Interest rates are also lower now than they were a decade ago when investors started using the 1% rule. “With interest rates being as low as they are, an investor can make the same amount of money, or more, by purchasing properties that don’t meet the 1% rule just as they could have done 10 years ago with properties that did meet the 1% rule,” Ferguson said.

Investors may find other limitations as the 1% rule works better for lower-cost properties that may not be in good condition (known to investors as “class B properties”).

“A property’s ability to meet the 1% rule will vary significantly depending on the class of property,” said Serena Barton, co-owner of Azalea Home Buyers based in Alabama, in an email to The Balance. “Generally, lower-class properties are more likely to meet this rule.”

Advantages and Disadvantages of the 1% Rule

Advantages

Easy to calculate: The 1% rule can be easily calculated without the need for a calculator or formal training in business, accounting, or finance.

Conservative analysis can help an investor choose a profitable property: Properties generating 1% monthly rent will be able to cover at least the monthly mortgage payment.

Disadvantages

Ignores interest rates: With falling interest rates, investors can benefit from properties that do not meet the 1% rule and still achieve profits.

Does not account for local conditions, vacancy, and maintenance costs: Every real estate property is unique, and all the different interrelated factors must be considered. Many investors using the 1% rule consider it a starting point. It should not be the only factor or even the most important factor when selecting potential long-term rental properties.

Ignores property taxes: Property taxes can vary significantly across the country. Taxes in New Jersey are entirely different from taxes in Nevada, which is a cost not accounted for when analyzing properties using the 1% rule.

Works best for lower-cost property class: Properties that can generate 1% of monthly rent work best for lower-cost properties.

Alternatives to the 1% Rule

The 1% rule is not the only way to evaluate a property’s potential profits. Here are some commonly used calculations to help real estate investors make property decisions:

50% Rule: Set aside 50% of the monthly rent you receive to cover monthly expenses, excluding the mortgage.

70% Rule: Do not spend more than 70% of the after-repair value on the property.

Gross Rent Multiplier: Divide the market value of the property by the gross annual income.

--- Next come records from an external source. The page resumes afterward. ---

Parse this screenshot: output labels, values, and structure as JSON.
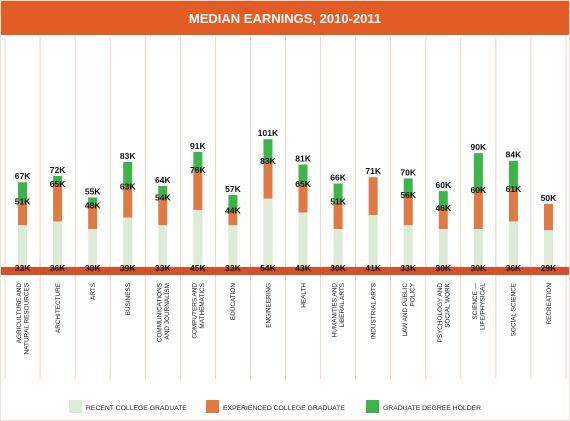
{
  "chart_data": {
    "type": "bar",
    "stacked": true,
    "title": "MEDIAN EARNINGS, 2010-2011",
    "categories": [
      [
        "AGRICULTURE AND",
        "NATURAL RESOURCES"
      ],
      [
        "ARCHITECTURE"
      ],
      [
        "ARTS"
      ],
      [
        "BUSINESS"
      ],
      [
        "COMMUNICATIONS",
        "AND JOURNALISM"
      ],
      [
        "COMPUTERS AND",
        "MATHEMATICS"
      ],
      [
        "EDUCATION"
      ],
      [
        "ENGINEERING"
      ],
      [
        "HEALTH"
      ],
      [
        "HUMANITIES AND",
        "LIBERAL ARTS"
      ],
      [
        "INDUSTRIAL ARTS"
      ],
      [
        "LAW AND PUBLIC",
        "POLICY"
      ],
      [
        "PSYCHOLOGY AND",
        "SOCIAL WORK"
      ],
      [
        "SCIENCE —",
        "LIFE/PHYSICAL"
      ],
      [
        "SOCIAL SCIENCE"
      ],
      [
        "RECREATION"
      ]
    ],
    "series": [
      {
        "name": "RECENT COLLEGE GRADUATE",
        "color": "#dcebd6",
        "values": [
          33,
          36,
          30,
          39,
          33,
          45,
          33,
          54,
          43,
          30,
          41,
          33,
          30,
          30,
          36,
          29
        ],
        "labels": [
          "33K",
          "36K",
          "30K",
          "39K",
          "33K",
          "45K",
          "33K",
          "54K",
          "43K",
          "30K",
          "41K",
          "33K",
          "30K",
          "30K",
          "36K",
          "29K"
        ]
      },
      {
        "name": "EXPERIENCED COLLEGE GRADUATE",
        "color": "#e07a45",
        "values": [
          51,
          65,
          48,
          63,
          54,
          76,
          44,
          83,
          65,
          51,
          71,
          56,
          46,
          60,
          61,
          50
        ],
        "labels": [
          "51K",
          "65K",
          "48K",
          "63K",
          "54K",
          "76K",
          "44K",
          "83K",
          "65K",
          "51K",
          "71K",
          "56K",
          "46K",
          "60K",
          "61K",
          "50K"
        ]
      },
      {
        "name": "GRADUATE DEGREE HOLDER",
        "color": "#3db34a",
        "values": [
          67,
          72,
          55,
          83,
          64,
          91,
          57,
          101,
          81,
          66,
          null,
          70,
          60,
          90,
          84,
          null
        ],
        "labels": [
          "67K",
          "72K",
          "55K",
          "83K",
          "64K",
          "91K",
          "57K",
          "101K",
          "81K",
          "66K",
          "",
          "70K",
          "60K",
          "90K",
          "84K",
          ""
        ]
      }
    ],
    "unit": "K",
    "colors": {
      "header": "#e35b25",
      "baseline": "#d4502a",
      "column_divider": "#f0c9b5"
    }
  }
}
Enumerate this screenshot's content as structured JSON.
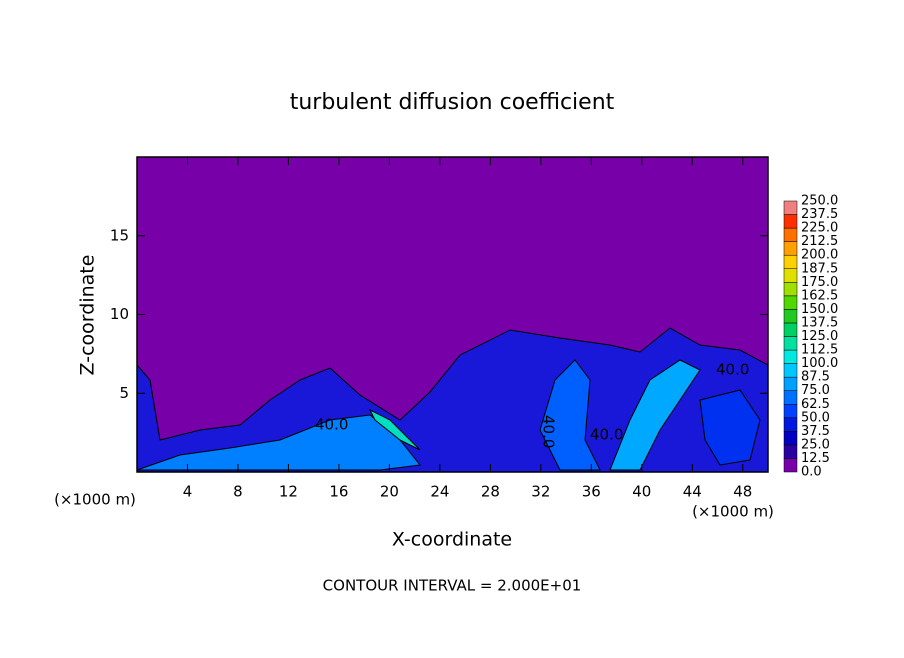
{
  "chart_data": {
    "type": "contour",
    "title": "turbulent diffusion coefficient",
    "x_label": "X-coordinate",
    "y_label": "Z-coordinate",
    "x_unit": "(×1000 m)",
    "y_unit": "(×1000 m)",
    "note": "CONTOUR INTERVAL = 2.000E+01",
    "contour_labels": [
      "40.0",
      "40.0",
      "40.0",
      "40.0"
    ],
    "xlim": [
      0,
      50
    ],
    "ylim": [
      0,
      20
    ],
    "xticks": [
      4,
      8,
      12,
      16,
      20,
      24,
      28,
      32,
      36,
      40,
      44,
      48
    ],
    "yticks": [
      5,
      10,
      15
    ],
    "colorbar": {
      "levels": [
        {
          "value": 0,
          "label": "0.0"
        },
        {
          "value": 12.5,
          "label": "12.5"
        },
        {
          "value": 25,
          "label": "25.0"
        },
        {
          "value": 37.5,
          "label": "37.5"
        },
        {
          "value": 50,
          "label": "50.0"
        },
        {
          "value": 62.5,
          "label": "62.5"
        },
        {
          "value": 75,
          "label": "75.0"
        },
        {
          "value": 87.5,
          "label": "87.5"
        },
        {
          "value": 100,
          "label": "100.0"
        },
        {
          "value": 112.5,
          "label": "112.5"
        },
        {
          "value": 125,
          "label": "125.0"
        },
        {
          "value": 137.5,
          "label": "137.5"
        },
        {
          "value": 150,
          "label": "150.0"
        },
        {
          "value": 162.5,
          "label": "162.5"
        },
        {
          "value": 175,
          "label": "175.0"
        },
        {
          "value": 187.5,
          "label": "187.5"
        },
        {
          "value": 200,
          "label": "200.0"
        },
        {
          "value": 212.5,
          "label": "212.5"
        },
        {
          "value": 225,
          "label": "225.0"
        },
        {
          "value": 237.5,
          "label": "237.5"
        },
        {
          "value": 250,
          "label": "250.0"
        }
      ],
      "colors": [
        "#7800a8",
        "#2a00a0",
        "#0000c0",
        "#0018e0",
        "#0040ff",
        "#0070ff",
        "#00a0ff",
        "#00c8ff",
        "#00e8e0",
        "#00e0a0",
        "#00d060",
        "#20c820",
        "#50d800",
        "#a0e000",
        "#e0e000",
        "#ffd000",
        "#ffa000",
        "#ff7000",
        "#ff3000",
        "#f08080"
      ]
    }
  }
}
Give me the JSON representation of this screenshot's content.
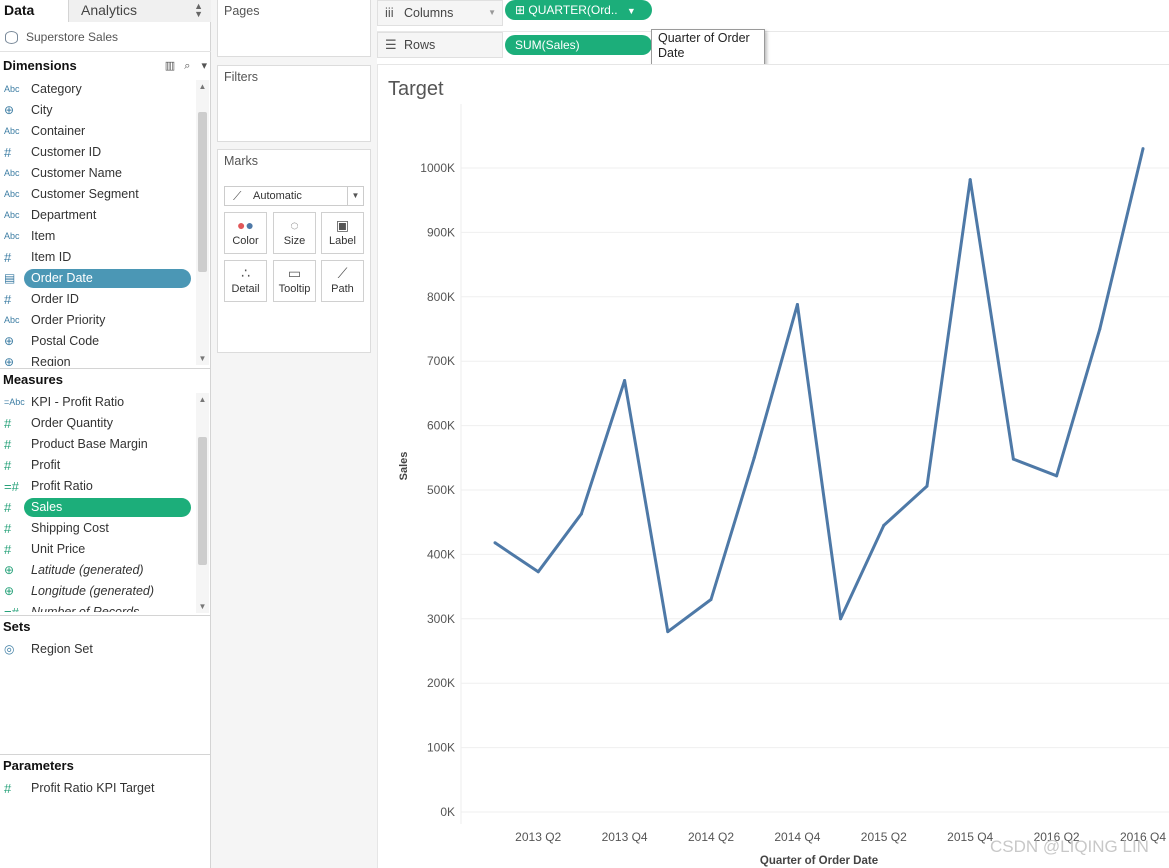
{
  "tabs": {
    "data": "Data",
    "analytics": "Analytics"
  },
  "datasource": "Superstore Sales",
  "dimensions": {
    "title": "Dimensions",
    "items": [
      {
        "icon": "Abc",
        "label": "Category"
      },
      {
        "icon": "globe",
        "label": "City"
      },
      {
        "icon": "Abc",
        "label": "Container"
      },
      {
        "icon": "#",
        "label": "Customer ID"
      },
      {
        "icon": "Abc",
        "label": "Customer Name"
      },
      {
        "icon": "Abc",
        "label": "Customer Segment"
      },
      {
        "icon": "Abc",
        "label": "Department"
      },
      {
        "icon": "Abc",
        "label": "Item"
      },
      {
        "icon": "#",
        "label": "Item ID"
      },
      {
        "icon": "calendar",
        "label": "Order Date"
      },
      {
        "icon": "#",
        "label": "Order ID"
      },
      {
        "icon": "Abc",
        "label": "Order Priority"
      },
      {
        "icon": "globe",
        "label": "Postal Code"
      },
      {
        "icon": "globe",
        "label": "Region"
      }
    ]
  },
  "measures": {
    "title": "Measures",
    "items": [
      {
        "icon": "=Abc",
        "label": "KPI - Profit Ratio"
      },
      {
        "icon": "#",
        "label": "Order Quantity"
      },
      {
        "icon": "#",
        "label": "Product Base Margin"
      },
      {
        "icon": "#",
        "label": "Profit"
      },
      {
        "icon": "=#",
        "label": "Profit Ratio"
      },
      {
        "icon": "#",
        "label": "Sales"
      },
      {
        "icon": "#",
        "label": "Shipping Cost"
      },
      {
        "icon": "#",
        "label": "Unit Price"
      },
      {
        "icon": "globe",
        "label": "Latitude (generated)"
      },
      {
        "icon": "globe",
        "label": "Longitude (generated)"
      },
      {
        "icon": "=#",
        "label": "Number of Records"
      }
    ]
  },
  "sets": {
    "title": "Sets",
    "items": [
      {
        "label": "Region Set"
      }
    ]
  },
  "parameters": {
    "title": "Parameters",
    "items": [
      {
        "label": "Profit Ratio KPI Target"
      }
    ]
  },
  "cards": {
    "pages": "Pages",
    "filters": "Filters",
    "marks": "Marks"
  },
  "marks": {
    "type": "Automatic",
    "buttons": {
      "color": "Color",
      "size": "Size",
      "label": "Label",
      "detail": "Detail",
      "tooltip": "Tooltip",
      "path": "Path"
    }
  },
  "shelves": {
    "columns_label": "Columns",
    "columns_pill": "QUARTER(Ord..",
    "rows_label": "Rows",
    "rows_pill": "SUM(Sales)",
    "tooltip": "Quarter of Order Date"
  },
  "colors": {
    "line": "#4e79a7",
    "pill": "#1cae7a",
    "selected_dim": "#4b97b5"
  },
  "watermark": "CSDN @LIQING LIN",
  "chart_data": {
    "type": "line",
    "title": "Target",
    "xlabel": "Quarter of Order Date",
    "ylabel": "Sales",
    "ylim": [
      0,
      1080000
    ],
    "yticks": [
      0,
      100000,
      200000,
      300000,
      400000,
      500000,
      600000,
      700000,
      800000,
      900000,
      1000000
    ],
    "ytick_labels": [
      "0K",
      "100K",
      "200K",
      "300K",
      "400K",
      "500K",
      "600K",
      "700K",
      "800K",
      "900K",
      "1000K"
    ],
    "x": [
      "2013 Q1",
      "2013 Q2",
      "2013 Q3",
      "2013 Q4",
      "2014 Q1",
      "2014 Q2",
      "2014 Q3",
      "2014 Q4",
      "2015 Q1",
      "2015 Q2",
      "2015 Q3",
      "2015 Q4",
      "2016 Q1",
      "2016 Q2",
      "2016 Q3",
      "2016 Q4"
    ],
    "xtick_labels": [
      "2013 Q2",
      "2013 Q4",
      "2014 Q2",
      "2014 Q4",
      "2015 Q2",
      "2015 Q4",
      "2016 Q2",
      "2016 Q4"
    ],
    "series": [
      {
        "values": [
          418000,
          373000,
          463000,
          670000,
          280000,
          330000,
          550000,
          788000,
          300000,
          445000,
          506000,
          982000,
          548000,
          522000,
          750000,
          1030000
        ]
      }
    ],
    "grid": true
  }
}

The resulting number is the number of years it will take for the investment to pay for itself.

Return on Investment Rate: Also known as “cash on cash return,” it is calculated by dividing the net cash flow by the amount invested. A general rule is to achieve a return on investment of at least 8%.

Internal Rate of Return: It is the annual return rate of your investment. It is used to compare investments with expected returns within the company.

Takeaway

Real estate investors use the 1% rule to determine if the amount invested in the property will generate enough monthly income to cover costs. Not every house can meet the 1% rule. Investors can use the 1% rule as a starting point, but other factors should also be considered. Investors have other tools to analyze properties.